Takeshi Tamashiro (9) says, “I don’t exactly know how many freshmen are active on social media but I’m assuming it’s a large number. A lot of students may share a couple of memes with each other through Twitter, Snapchat, or Instagram.”
He also added on to his previous statement, saying, “While social media may negatively impact FCHS, I’d say it mostly improves school for students. Oftentimes, students can’t interact with each other outside of school without social media. It opens up for more time talking with other students without actually being in school. Social media increases the speed at which information spreads, as well as rumors.”
Gabriele Clay (10) says, “It has a negative and a positive impact on school for sure. Some of the negative ways are shown through online bullying. They’re also shown through not fitting in and not having as many followers as other people. Some of the positive ways can be shown by having a school account and spreading positivity throughout the school. We can get everyone involved and also post updates on school events.

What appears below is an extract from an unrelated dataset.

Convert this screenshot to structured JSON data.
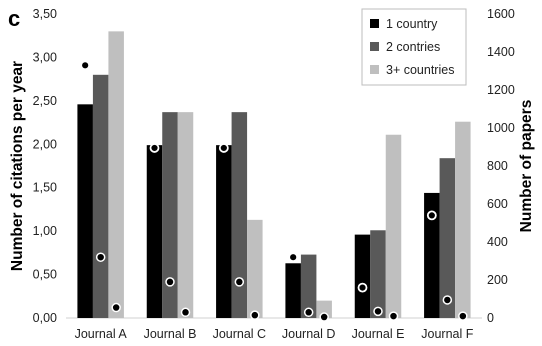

Social media has definitely made a positive impact on our school and hopefully we can get the negative impacts to a zero.”
Akira Tamashiro (10) is one of the students at Falls Church who uses social media to his own advantage, constantly sharing hilarious videos and memes with his fellow students. When asked on his opinion of the impact of social media, he remarked “It’s not as influential as one would think it’d be for a school environment. Only when it comes to viral trends or memes will it get people talking, but locally a post would only be talked about through your friends and no one more. This involves posts and accounts made by school faculty and leadership students. Lots of people watch Jungle News every Friday in their Jag Time classrooms, but the FCHS Leadership YouTube channel has a minimal fraction of the number of students in this school. Nobody really talks about Jungle News unless they’ve seen it on the projector screen in their classroom.”
As you can see, opinions are divided when it comes to social media’s impact on Falls Church High School. Though it’s useful to share your daily school life with fellow classmates and talk about the many events that go on here at FCHS, it can also be used irresponsibly, such as recording fights and spreading rumors. So to those who don’t think much about consequences, remember: with great power comes great responsibility.